And while standards in the following areas will not be established at this time under the ESA for ride-hailing and food-delivery workers, the government will continue to monitor these areas:

  • hours of work and overtime;
  • statutory holidays;
  • paid leaves; and
  • annual vacation.

Earlier this year, Northwest Territories also sought public feedback on its Employment Standards Act, including issues around protections for gig workers.

‘Pay that reflects our hard work’

A couple of stakeholders welcomed the B.C. proposal for gig workers.

“This is the first, and a very crucial, step towards recognizing us as hardworking individuals,” said Inder Raj Gill, ride-hailing driver, Vancouver. “We can look forward to receiving a fair resolution process, pay that reflects our hard work and basic rights and benefits, just like any contributing member of society.”

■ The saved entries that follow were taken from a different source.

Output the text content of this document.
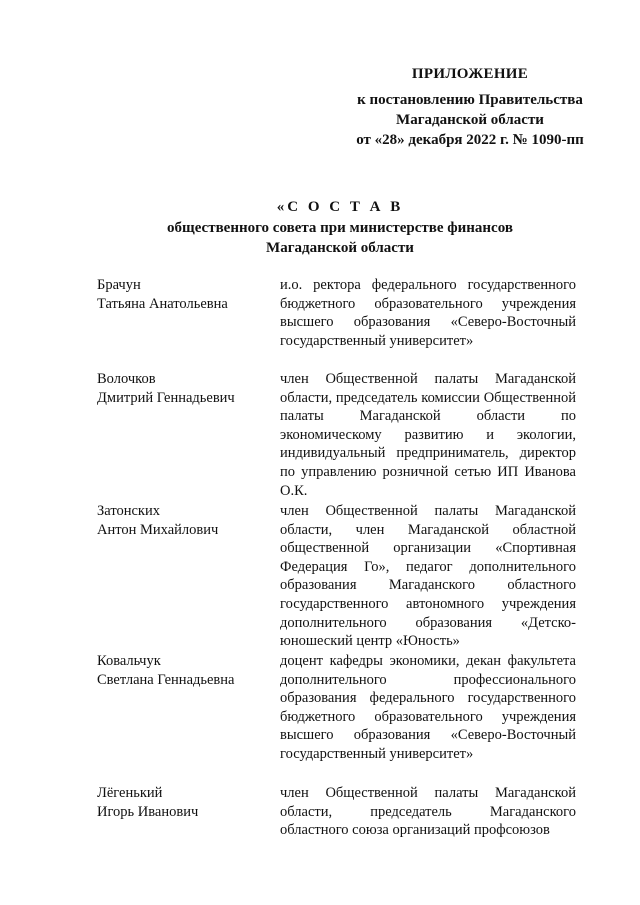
ПРИЛОЖЕНИЕ
к постановлению Правительства
Магаданской области
от «28» декабря 2022 г. № 1090-пп
«С О С Т А В
общественного совета при министерстве финансов
Магаданской области
Брачун
Татьяна Анатольевна
и.о. ректора федерального государственного бюджетного образовательного учреждения высшего образования «Северо-Восточный государственный университет»
Волочков
Дмитрий Геннадьевич
член Общественной палаты Магаданской области, председатель комиссии Общественной палаты Магаданской области по экономическому развитию и экологии, индивидуальный предприниматель, директор по управлению розничной сетью ИП Иванова О.К.
Затонских
Антон Михайлович
член Общественной палаты Магаданской области, член Магаданской областной общественной организации «Спортивная Федерация Го», педагог дополнительного образования Магаданского областного государственного автономного учреждения дополнительного образования «Детско-юношеский центр «Юность»
Ковальчук
Светлана Геннадьевна
доцент кафедры экономики, декан факультета дополнительного профессионального образования федерального государственного бюджетного образовательного учреждения высшего образования «Северо-Восточный государственный университет»
Лёгенький
Игорь Иванович
член Общественной палаты Магаданской области, председатель Магаданского областного союза организаций профсоюзов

“Hearing that government is moving forward with solutions to problems we face makes me feel like my work is respected and that someone has my back,” said Vineet Singh, food-delivery driver, Victoria. “I will benefit from each one of the improvements and I know many friends and other workers who will also feel supported when these changes happen.”

Nine in 10 employees vow to continue “gig jobs” until retirement, according to a previous report.

Twenty-one ride-hailing companies are licensed to operate in B.C., including multi-national companies such as Uber and Lyft, and locally operated companies such as Coastal Rides and Whistle! The government estimates there are currently about 11,000 ride-hailing drivers and 27,000 food-delivery workers in B.C.